HA
llegado, Luis, desde el frescor de noria de tu finca, de Los
Palacios, el canasto que ahora está sobre la mesa, con
estos primeros cielos plomizos, color de la panza de una
burra que cansinamente hiciera girar los cangilones, como
una clepsidra del tiempo en el silencio de la marisma.
Es un humilde canasto de mimbre
ribereña, canasto cortijero, de cuando en el campo no
había ni plástico ni tractores, y los asientos para el
almuerzo eran de corcha, y de nogal el dornillo para el
gazpacho, y de un tocón de eucalipto y arpillera el tapón
de la alberca, y de barro lebrijano el cántaro, con esa
boca que era la miniatura del brocal de un pozo.
Vienen encima, las cuento, Luis, dando
frescor y verdor, una, dos, hasta cuatro hojas de higuera,
como taparrabos de nuestros primeros padres, que de entrar
en el paraíso de Andalucía se trata, y nadie de él nos
arroja con una espada de fuego, sino que nos invita a entrar
a degustar esta lentitud de los dones de los dioses y del
tiempo.
Y debajo de esas hojas de parra, las uvas
de Los Palacios, que veo su color violácea y me parece que
me has metido todos los colores del anochecer dentro del
canasto, con tu orgullo andaluz.
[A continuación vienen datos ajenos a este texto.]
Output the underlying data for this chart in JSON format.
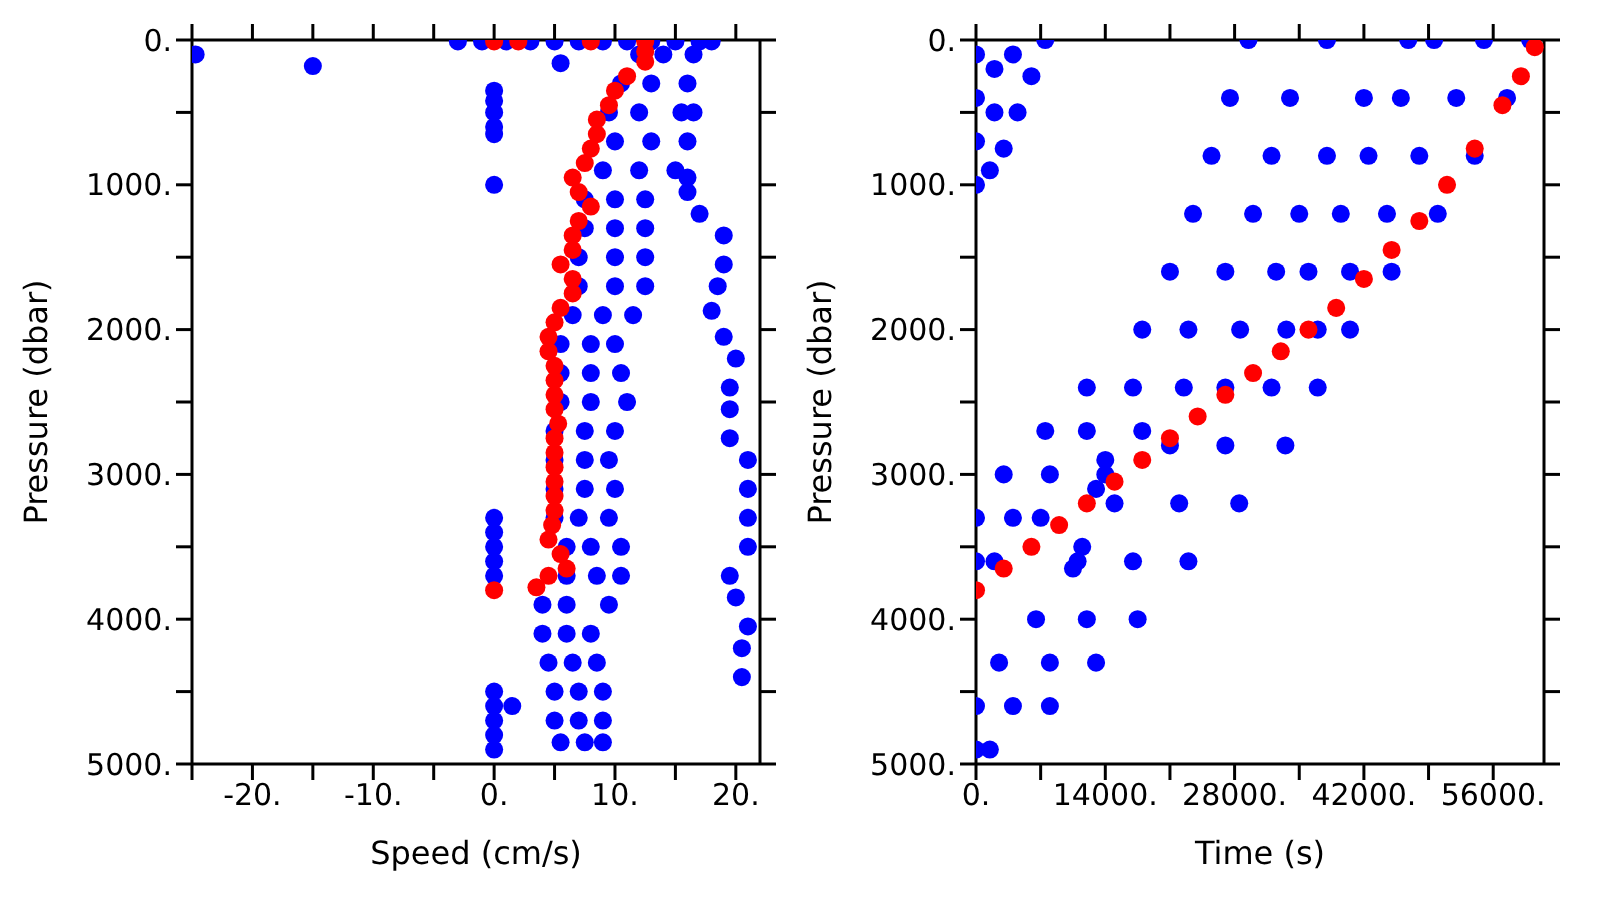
{
  "chart_data": [
    {
      "type": "scatter",
      "xlabel": "Speed (cm/s)",
      "ylabel": "Pressure (dbar)",
      "marker": "circle",
      "xlim": [
        -25,
        22
      ],
      "xticks": [
        {
          "value": -25,
          "label": null
        },
        {
          "value": -20,
          "label": "-20."
        },
        {
          "value": -15,
          "label": null
        },
        {
          "value": -10,
          "label": "-10."
        },
        {
          "value": -5,
          "label": null
        },
        {
          "value": 0,
          "label": "0."
        },
        {
          "value": 5,
          "label": null
        },
        {
          "value": 10,
          "label": "10."
        },
        {
          "value": 15,
          "label": null
        },
        {
          "value": 20,
          "label": "20."
        }
      ],
      "ylim": [
        5000,
        0
      ],
      "yticks": [
        {
          "value": 0,
          "label": "0."
        },
        {
          "value": 500,
          "label": null
        },
        {
          "value": 1000,
          "label": "1000."
        },
        {
          "value": 1500,
          "label": null
        },
        {
          "value": 2000,
          "label": "2000."
        },
        {
          "value": 2500,
          "label": null
        },
        {
          "value": 3000,
          "label": "3000."
        },
        {
          "value": 3500,
          "label": null
        },
        {
          "value": 4000,
          "label": "4000."
        },
        {
          "value": 4500,
          "label": null
        },
        {
          "value": 5000,
          "label": "5000."
        }
      ],
      "series": [
        {
          "color": "#0000ff",
          "x": [
            -3,
            -1,
            1,
            3,
            5,
            7,
            9,
            11,
            13,
            15,
            17,
            18,
            -24.7,
            -15,
            5.5,
            0,
            0,
            0,
            0,
            0,
            0,
            0,
            0,
            0,
            0,
            0,
            0,
            0,
            0,
            0,
            0,
            1.5,
            16,
            16,
            17,
            19,
            19,
            18.5,
            18,
            19,
            20,
            19.5,
            19.5,
            19.5,
            21,
            21,
            21,
            21,
            19.5,
            20,
            21,
            20.5,
            20.5,
            12,
            14,
            16.5,
            10.5,
            13,
            16,
            9.5,
            12,
            15.5,
            16.5,
            10,
            13,
            16,
            9,
            12,
            15,
            7.5,
            10,
            12.5,
            7.5,
            10,
            12.5,
            7,
            10,
            12.5,
            7,
            10,
            12.5,
            6.5,
            9,
            11.5,
            5.5,
            8,
            10,
            5.5,
            8,
            10.5,
            5.5,
            8,
            11,
            5,
            7.5,
            10,
            5,
            7.5,
            9.5,
            5,
            7.5,
            10,
            5,
            7,
            9.5,
            6,
            8,
            10.5,
            6,
            8.5,
            10.5,
            4,
            6,
            9.5,
            4,
            6,
            8,
            4.5,
            6.5,
            8.5,
            5,
            7,
            9,
            5,
            7,
            9,
            5.5,
            7.5,
            9
          ],
          "values": [
            10,
            10,
            10,
            10,
            10,
            10,
            10,
            10,
            10,
            10,
            10,
            10,
            100,
            180,
            160,
            350,
            420,
            500,
            600,
            650,
            1000,
            3300,
            3400,
            3500,
            3600,
            3700,
            4500,
            4600,
            4700,
            4800,
            4900,
            4600,
            950,
            1050,
            1200,
            1350,
            1550,
            1700,
            1870,
            2050,
            2200,
            2400,
            2550,
            2750,
            2900,
            3100,
            3300,
            3500,
            3700,
            3850,
            4050,
            4200,
            4400,
            100,
            100,
            100,
            300,
            300,
            300,
            500,
            500,
            500,
            500,
            700,
            700,
            700,
            900,
            900,
            900,
            1100,
            1100,
            1100,
            1300,
            1300,
            1300,
            1500,
            1500,
            1500,
            1700,
            1700,
            1700,
            1900,
            1900,
            1900,
            2100,
            2100,
            2100,
            2300,
            2300,
            2300,
            2500,
            2500,
            2500,
            2700,
            2700,
            2700,
            2900,
            2900,
            2900,
            3100,
            3100,
            3100,
            3300,
            3300,
            3300,
            3500,
            3500,
            3500,
            3700,
            3700,
            3700,
            3900,
            3900,
            3900,
            4100,
            4100,
            4100,
            4300,
            4300,
            4300,
            4500,
            4500,
            4500,
            4700,
            4700,
            4700,
            4850,
            4850,
            4850
          ]
        },
        {
          "color": "#ff0000",
          "x": [
            0,
            2,
            8,
            12.5,
            12.5,
            12.5,
            11,
            10,
            9.5,
            8.5,
            8.5,
            8,
            7.5,
            6.5,
            7,
            8,
            7,
            6.5,
            6.5,
            5.5,
            6.5,
            6.5,
            5.5,
            5,
            4.5,
            4.5,
            5,
            5,
            5,
            5,
            5.3,
            5,
            5,
            5,
            5,
            5,
            5,
            4.8,
            4.5,
            5.5,
            6,
            4.5,
            3.5,
            0
          ],
          "values": [
            10,
            10,
            10,
            10,
            80,
            150,
            250,
            350,
            450,
            550,
            650,
            750,
            850,
            950,
            1050,
            1150,
            1250,
            1350,
            1450,
            1550,
            1650,
            1750,
            1850,
            1950,
            2050,
            2150,
            2250,
            2350,
            2450,
            2550,
            2650,
            2750,
            2850,
            2950,
            3050,
            3150,
            3250,
            3350,
            3450,
            3550,
            3650,
            3700,
            3780,
            3800
          ]
        }
      ]
    },
    {
      "type": "scatter",
      "xlabel": "Time (s)",
      "ylabel": "Pressure (dbar)",
      "marker": "circle",
      "xlim": [
        0,
        61500
      ],
      "xticks": [
        {
          "value": 0,
          "label": "0."
        },
        {
          "value": 7000,
          "label": null
        },
        {
          "value": 14000,
          "label": "14000."
        },
        {
          "value": 21000,
          "label": null
        },
        {
          "value": 28000,
          "label": "28000."
        },
        {
          "value": 35000,
          "label": null
        },
        {
          "value": 42000,
          "label": "42000."
        },
        {
          "value": 49000,
          "label": null
        },
        {
          "value": 56000,
          "label": "56000."
        }
      ],
      "ylim": [
        5000,
        0
      ],
      "yticks": [
        {
          "value": 0,
          "label": "0."
        },
        {
          "value": 500,
          "label": null
        },
        {
          "value": 1000,
          "label": "1000."
        },
        {
          "value": 1500,
          "label": null
        },
        {
          "value": 2000,
          "label": "2000."
        },
        {
          "value": 2500,
          "label": null
        },
        {
          "value": 3000,
          "label": "3000."
        },
        {
          "value": 3500,
          "label": null
        },
        {
          "value": 4000,
          "label": "4000."
        },
        {
          "value": 4500,
          "label": null
        },
        {
          "value": 5000,
          "label": "5000."
        }
      ],
      "series": [
        {
          "color": "#0000ff",
          "x": [
            0,
            0,
            0,
            2000,
            2000,
            4000,
            7500,
            6000,
            4500,
            3000,
            1500,
            0,
            0,
            2000,
            0,
            4000,
            7000,
            3000,
            8000,
            14000,
            7500,
            12000,
            18000,
            12000,
            17000,
            22500,
            18000,
            23000,
            28600,
            21000,
            27000,
            32500,
            23500,
            30000,
            35000,
            25500,
            32000,
            38000,
            27500,
            34000,
            42000,
            29500,
            38000,
            46800,
            14000,
            13000,
            11500,
            10500,
            0,
            1500,
            0,
            4000,
            8000,
            2500,
            8000,
            13000,
            6500,
            12000,
            17500,
            11000,
            17000,
            23000,
            15000,
            22000,
            28500,
            21000,
            27000,
            33500,
            27000,
            32000,
            37000,
            33600,
            37000,
            40500,
            36000,
            40500,
            45000,
            39500,
            44500,
            50000,
            42500,
            48000,
            54000,
            46000,
            52000,
            57500,
            49600,
            55000,
            60000
          ],
          "values": [
            100,
            400,
            700,
            200,
            500,
            100,
            0,
            250,
            500,
            750,
            900,
            1000,
            3600,
            3600,
            3300,
            3300,
            3300,
            3000,
            3000,
            3000,
            2700,
            2700,
            2700,
            2400,
            2400,
            2400,
            2000,
            2000,
            2000,
            1600,
            1600,
            1600,
            1200,
            1200,
            1200,
            800,
            800,
            800,
            400,
            400,
            400,
            0,
            0,
            0,
            2900,
            3100,
            3500,
            3650,
            4900,
            4900,
            4600,
            4600,
            4600,
            4300,
            4300,
            4300,
            4000,
            4000,
            4000,
            3600,
            3600,
            3600,
            3200,
            3200,
            3200,
            2800,
            2800,
            2800,
            2400,
            2400,
            2400,
            2000,
            2000,
            2000,
            1600,
            1600,
            1600,
            1200,
            1200,
            1200,
            800,
            800,
            800,
            400,
            400,
            400,
            0,
            0,
            0
          ]
        },
        {
          "color": "#ff0000",
          "x": [
            0,
            3000,
            6000,
            9000,
            12000,
            15000,
            18000,
            21000,
            24000,
            27000,
            30000,
            33000,
            36000,
            39000,
            42000,
            45000,
            48000,
            51000,
            54000,
            57000,
            59000,
            60500
          ],
          "values": [
            3800,
            3650,
            3500,
            3350,
            3200,
            3050,
            2900,
            2750,
            2600,
            2450,
            2300,
            2150,
            2000,
            1850,
            1650,
            1450,
            1250,
            1000,
            750,
            450,
            250,
            50
          ]
        }
      ]
    }
  ]
}
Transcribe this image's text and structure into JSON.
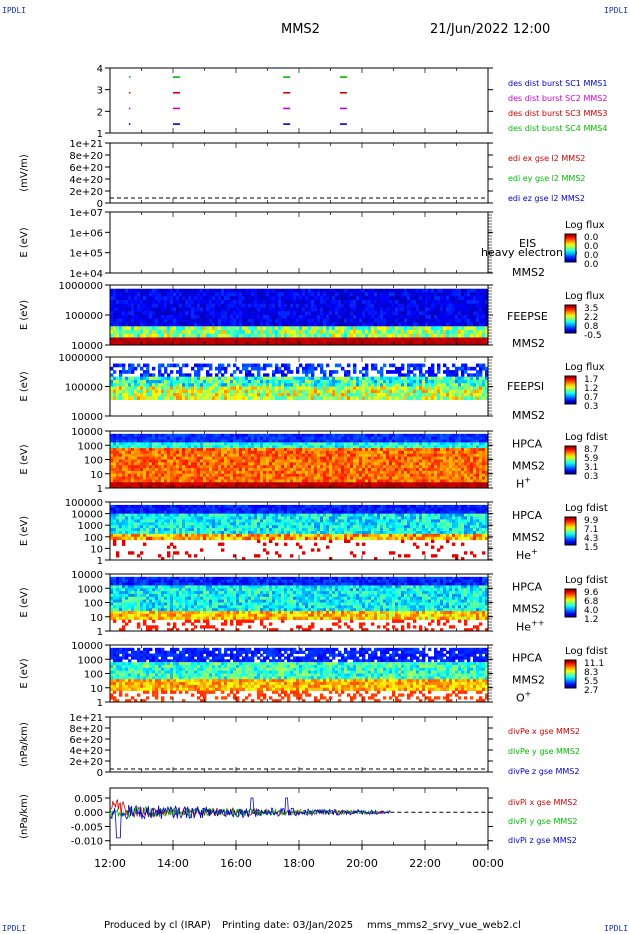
{
  "corner_label": "IPDLI",
  "header": {
    "spacecraft": "MMS2",
    "datetime": "21/Jun/2022 12:00"
  },
  "footer": {
    "produced_by": "Produced by cl (IRAP)",
    "printing_date": "Printing date: 03/Jan/2025",
    "filename": "mms_mms2_srvy_vue_web2.cl"
  },
  "time_axis": {
    "labels": [
      "12:00",
      "14:00",
      "16:00",
      "18:00",
      "20:00",
      "22:00",
      "00:00"
    ]
  },
  "chart_data": [
    {
      "type": "scatter",
      "title": "burst availability",
      "ylabel": "",
      "yticks": [
        "1",
        "2",
        "3",
        "4"
      ],
      "legend": [
        {
          "text": "des dist burst SC1 MMS1",
          "color": "#0000cc"
        },
        {
          "text": "des dist burst SC2 MMS2",
          "color": "#cc00cc"
        },
        {
          "text": "des dist burst SC3 MMS3",
          "color": "#cc0000"
        },
        {
          "text": "des dist burst SC4 MMS4",
          "color": "#00bb00"
        }
      ],
      "series": [
        {
          "level": 4,
          "color": "#00bb00",
          "times": [
            12.6,
            14.0,
            17.5,
            19.3
          ]
        },
        {
          "level": 3,
          "color": "#cc0000",
          "times": [
            12.6,
            14.0,
            17.5,
            19.3
          ]
        },
        {
          "level": 2,
          "color": "#cc00cc",
          "times": [
            12.6,
            14.0,
            17.5,
            19.3
          ]
        },
        {
          "level": 1,
          "color": "#0000cc",
          "times": [
            12.6,
            14.0,
            17.5,
            19.3
          ]
        }
      ]
    },
    {
      "type": "line",
      "ylabel": "(mV/m)",
      "yticks": [
        "0",
        "2e+20",
        "4e+20",
        "6e+20",
        "8e+20",
        "1e+21"
      ],
      "legend": [
        {
          "text": "edi ex gse l2 MMS2",
          "color": "#cc0000"
        },
        {
          "text": "edi ey gse l2 MMS2",
          "color": "#00bb00"
        },
        {
          "text": "edi ez gse l2 MMS2",
          "color": "#0000cc"
        }
      ]
    },
    {
      "type": "heatmap",
      "ylabel": "E (eV)",
      "yticks": [
        "1e+04",
        "1e+05",
        "1e+06",
        "1e+07"
      ],
      "instrument": "EIS",
      "sc": "MMS2",
      "overlay_text": "heavy electron to",
      "cbar_title": "Log flux",
      "cbar_ticks": [
        "0.0",
        "0.0",
        "0.0",
        "0.0"
      ],
      "empty": true
    },
    {
      "type": "heatmap",
      "ylabel": "E (eV)",
      "yticks": [
        "10000",
        "100000",
        "1000000"
      ],
      "instrument": "FEEPSE",
      "sc": "MMS2",
      "cbar_title": "Log flux",
      "cbar_ticks": [
        "3.5",
        "2.2",
        "0.8",
        "-0.5"
      ]
    },
    {
      "type": "heatmap",
      "ylabel": "E (eV)",
      "yticks": [
        "10000",
        "100000",
        "1000000"
      ],
      "instrument": "FEEPSI",
      "sc": "MMS2",
      "cbar_title": "Log flux",
      "cbar_ticks": [
        "1.7",
        "1.2",
        "0.7",
        "0.3"
      ]
    },
    {
      "type": "heatmap",
      "ylabel": "E (eV)",
      "yticks": [
        "1",
        "10",
        "100",
        "1000",
        "10000"
      ],
      "instrument": "HPCA",
      "sc": "MMS2",
      "species": "H",
      "species_sup": "+",
      "cbar_title": "Log fdist",
      "cbar_ticks": [
        "8.7",
        "5.9",
        "3.1",
        "0.3"
      ]
    },
    {
      "type": "heatmap",
      "ylabel": "E (eV)",
      "yticks": [
        "1",
        "10",
        "100",
        "1000",
        "10000",
        "100000"
      ],
      "instrument": "HPCA",
      "sc": "MMS2",
      "species": "He",
      "species_sup": "+",
      "cbar_title": "Log fdist",
      "cbar_ticks": [
        "9.9",
        "7.1",
        "4.3",
        "1.5"
      ]
    },
    {
      "type": "heatmap",
      "ylabel": "E (eV)",
      "yticks": [
        "1",
        "10",
        "100",
        "1000",
        "10000"
      ],
      "instrument": "HPCA",
      "sc": "MMS2",
      "species": "He",
      "species_sup": "++",
      "cbar_title": "Log fdist",
      "cbar_ticks": [
        "9.6",
        "6.8",
        "4.0",
        "1.2"
      ]
    },
    {
      "type": "heatmap",
      "ylabel": "E (eV)",
      "yticks": [
        "1",
        "10",
        "100",
        "1000",
        "10000"
      ],
      "instrument": "HPCA",
      "sc": "MMS2",
      "species": "O",
      "species_sup": "+",
      "cbar_title": "Log fdist",
      "cbar_ticks": [
        "11.1",
        "8.3",
        "5.5",
        "2.7"
      ]
    },
    {
      "type": "line",
      "ylabel": "(nPa/km)",
      "yticks": [
        "0",
        "2e+20",
        "4e+20",
        "6e+20",
        "8e+20",
        "1e+21"
      ],
      "legend": [
        {
          "text": "divPe x gse MMS2",
          "color": "#cc0000"
        },
        {
          "text": "divPe y gse MMS2",
          "color": "#00bb00"
        },
        {
          "text": "divPe z gse MMS2",
          "color": "#0000cc"
        }
      ]
    },
    {
      "type": "line",
      "ylabel": "(nPa/km)",
      "yticks": [
        "-0.010",
        "-0.005",
        "0.000",
        "0.005"
      ],
      "ylim": [
        -0.0115,
        0.0085
      ],
      "legend": [
        {
          "text": "divPi x gse MMS2",
          "color": "#cc0000"
        },
        {
          "text": "divPi y gse MMS2",
          "color": "#00bb00"
        },
        {
          "text": "divPi z gse MMS2",
          "color": "#0000cc"
        }
      ],
      "data_end_time": 20.9
    }
  ]
}
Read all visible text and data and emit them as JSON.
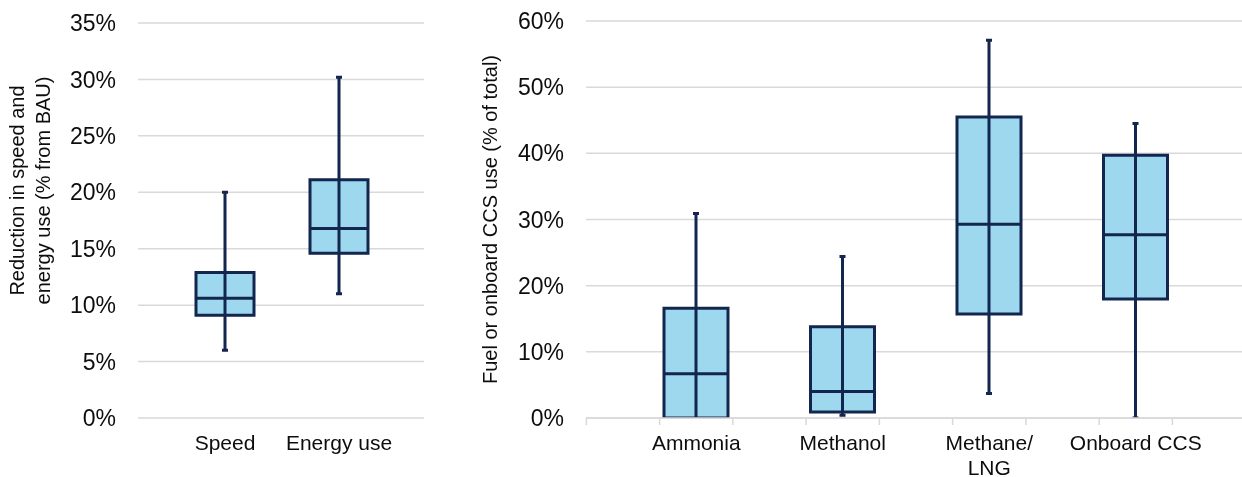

Cojo un racimo y casi al
codo me llega, y cuando leo las letras, Luis, que me mandas
en el breve billete, compruebo que es buena medida un codo
para abarcar el gozo de nuestros campos septembrinos; son
dos codos de tierra, dos racimos, de orondos que son, de
voluminosos como cardenales de la Contrarreforma, los que
caben en el breve paraíso del canasto que a mi casa has
mandado, Luis, para proclamar el otoño.
Nunca tal había hecho, inaugurar con
tanta Andalucía en unas uvas una estación del año.
Sabemos, Luis, que en cuanto llegan las primeras torrijas
estamos proclamando los gozos de la primavera; que el mosto
nos anuncia el invierno; que las peras de San Juan, las
blancas magnolias, las azules jacarandas, dan el bando del
verano por las calles que han de ser solemnemente recorridas
por la lenta procesión de la calor. Nadie, Luis, se goza de
esta dorada luz del otoño que recoge el universo de todas y
cada una las uvas que me mandas.
Y me dices, ay, que se están perdiendo
estas cepas de Los Palacios cuyos diezmos y primicias
envías, que has hecho Cilla del Cabildo la humildad de la
cocina. Que las tome ímperialmente, a gajos, como un
senador de la Bética que estuviera mirando los racimos con
los ciegos ojos de una estatua de Itálica. Que las
acompañe de un queso bien curado, con sabor a pueblo y a
hogaza. Y que en el camino vayan con un oloroso dulce de
Jerez.
Así se ha hecho, leyendo tus
instrucciones para armar este modelo de otoño de la
Bética. Así se ha hecho, Luis, con un queso de ovejas que
las altas sierras recorrieron, y con un oloroso dulce criado
en las botas de Fuente Rey. Y he de decirte que, remojadas
como me has dicho con agua fresca, las uvas y el queso, por
no desmentir el dicho, me han sabido a besos de días
gloriosos en un poema de Horacio. Tú, jinete de la marisma,
sabes que la uva, el aceite y los caballos de la Bética
fueron los grandes lujos de los romanos. Lujo antiguo y
honesto ha sido, Luis, este gozo de proclamar el otoño con
unas uvas sobre las hojas secas de los plátanos de Indias,
sobre los últimos jazmines, sobre las mañanas de autobuses
escolares. Proclamando el otoño con unas uvas nos hemos
afirmado en la fe de la belleza dee nuestra tierra.